The third act, as with Ikiru, culminates in a remembered eulogy of the cantankerous curmudgeon, his colleagues sharing and reminiscing about all the small day-to-day changes in his demeanor in the days leading up to his passing. Also like its predecessor, it is the strongest sequence of the film; a sweeping and emotional montage scored by Emilie Levienaise-Farrouch and edited by Chris Wyatt. It is technically well done, but the sequence highlights one of the fundamental flaws of the story in holding all of the development until the end for Williams. With Living, as stated, being so genetically close to Ikiru, a restructure would have greatly helped Hermanus’ work find a purpose of its own, giving a different kind of depth to the story and breaking it free from its “on the rails” delivery. It is almost ironic that a film critiquing the flowchart has its biggest narrative flaw being that it follows too closely to a chart of its own; A and then B and then C until the end, afraid to break the template and show us something startlingly real. There is no denying the emotion and the sentiment is genuine, but the delivery is far too uniform to leave an impact.

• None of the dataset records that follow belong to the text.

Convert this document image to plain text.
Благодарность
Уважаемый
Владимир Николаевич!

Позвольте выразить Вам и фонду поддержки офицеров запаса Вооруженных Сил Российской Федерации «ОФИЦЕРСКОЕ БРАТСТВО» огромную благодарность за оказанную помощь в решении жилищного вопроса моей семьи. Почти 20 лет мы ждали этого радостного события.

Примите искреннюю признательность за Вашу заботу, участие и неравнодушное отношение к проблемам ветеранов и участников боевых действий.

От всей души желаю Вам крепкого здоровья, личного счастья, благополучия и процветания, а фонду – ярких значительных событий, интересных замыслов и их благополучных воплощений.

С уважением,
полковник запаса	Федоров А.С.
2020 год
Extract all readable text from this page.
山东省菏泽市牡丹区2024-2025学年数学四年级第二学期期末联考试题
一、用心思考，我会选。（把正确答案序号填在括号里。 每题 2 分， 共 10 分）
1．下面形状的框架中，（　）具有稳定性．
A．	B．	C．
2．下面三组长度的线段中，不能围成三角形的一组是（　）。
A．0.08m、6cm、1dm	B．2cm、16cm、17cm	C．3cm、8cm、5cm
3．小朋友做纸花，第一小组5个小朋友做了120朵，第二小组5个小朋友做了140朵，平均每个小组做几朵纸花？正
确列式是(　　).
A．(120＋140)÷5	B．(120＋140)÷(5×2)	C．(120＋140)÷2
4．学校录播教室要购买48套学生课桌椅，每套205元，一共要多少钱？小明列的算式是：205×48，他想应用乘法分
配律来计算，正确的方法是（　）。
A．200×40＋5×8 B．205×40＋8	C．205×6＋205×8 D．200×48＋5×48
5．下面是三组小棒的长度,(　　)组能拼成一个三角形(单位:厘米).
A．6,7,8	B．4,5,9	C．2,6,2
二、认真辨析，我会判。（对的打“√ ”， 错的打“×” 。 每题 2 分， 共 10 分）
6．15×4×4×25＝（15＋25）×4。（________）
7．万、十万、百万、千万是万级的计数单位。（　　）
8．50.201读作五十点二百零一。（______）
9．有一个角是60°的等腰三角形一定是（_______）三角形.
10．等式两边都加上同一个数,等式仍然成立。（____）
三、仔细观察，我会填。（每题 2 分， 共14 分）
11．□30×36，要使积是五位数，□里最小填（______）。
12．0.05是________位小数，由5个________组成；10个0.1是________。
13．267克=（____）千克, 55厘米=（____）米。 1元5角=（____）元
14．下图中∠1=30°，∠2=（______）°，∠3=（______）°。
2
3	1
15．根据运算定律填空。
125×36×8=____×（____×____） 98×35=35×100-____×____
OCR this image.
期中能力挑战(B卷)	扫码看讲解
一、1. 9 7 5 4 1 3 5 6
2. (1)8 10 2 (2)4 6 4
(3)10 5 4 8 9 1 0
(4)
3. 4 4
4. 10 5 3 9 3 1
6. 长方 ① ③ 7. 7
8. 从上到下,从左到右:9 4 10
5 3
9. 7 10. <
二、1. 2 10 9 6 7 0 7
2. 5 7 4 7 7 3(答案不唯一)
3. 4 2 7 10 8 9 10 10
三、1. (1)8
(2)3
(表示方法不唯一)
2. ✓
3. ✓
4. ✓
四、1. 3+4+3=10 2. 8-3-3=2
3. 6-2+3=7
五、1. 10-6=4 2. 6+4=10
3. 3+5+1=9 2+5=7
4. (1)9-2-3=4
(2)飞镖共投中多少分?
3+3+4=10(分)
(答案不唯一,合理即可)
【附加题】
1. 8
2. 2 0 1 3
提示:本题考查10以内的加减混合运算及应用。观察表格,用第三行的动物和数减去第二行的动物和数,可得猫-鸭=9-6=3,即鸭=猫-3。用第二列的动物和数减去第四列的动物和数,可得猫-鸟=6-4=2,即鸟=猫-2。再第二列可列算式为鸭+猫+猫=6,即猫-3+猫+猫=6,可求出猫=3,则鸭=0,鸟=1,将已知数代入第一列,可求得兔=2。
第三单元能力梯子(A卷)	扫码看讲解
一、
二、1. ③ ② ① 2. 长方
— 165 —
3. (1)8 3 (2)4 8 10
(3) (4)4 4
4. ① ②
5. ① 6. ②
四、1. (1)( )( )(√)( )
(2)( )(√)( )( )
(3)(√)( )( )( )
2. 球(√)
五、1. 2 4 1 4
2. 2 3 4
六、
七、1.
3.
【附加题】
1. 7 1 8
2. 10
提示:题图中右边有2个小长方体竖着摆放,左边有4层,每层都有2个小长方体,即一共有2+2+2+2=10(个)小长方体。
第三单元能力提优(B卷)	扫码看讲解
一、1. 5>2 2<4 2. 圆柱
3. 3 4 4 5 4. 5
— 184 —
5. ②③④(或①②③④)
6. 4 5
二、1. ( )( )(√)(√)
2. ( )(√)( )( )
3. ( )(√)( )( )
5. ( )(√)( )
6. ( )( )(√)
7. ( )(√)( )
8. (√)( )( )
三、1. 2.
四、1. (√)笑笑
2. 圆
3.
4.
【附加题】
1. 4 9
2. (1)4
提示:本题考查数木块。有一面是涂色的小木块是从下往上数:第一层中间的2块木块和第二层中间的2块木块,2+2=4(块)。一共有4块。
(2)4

On its own, Living is a handsomely made film, not so entrenched in the inner working of British offices that it is inaccessible from a plot standpoint, but it is not a welcoming film despite its unassuming design. Nighy’s heartbreaking performance consumes everything bringing about feelings of deep despair in audiences, and while the plot reflects an all-too-accurate representation of life and the fears that there is nothing to show for it at the time of death, Living ends on a note that is somehow both overwhelmingly depressing and sickeningly saccharine. This confusion of tone leads to an unfortunately hollow and empty feeling at the close. The film ultimately feels like the small talk at a funeral and brings about those same abrasive and uncomfortable feelings in audiences which, across its runtime, eventually undermines the message that life is beautiful if only we have the courage to make it so.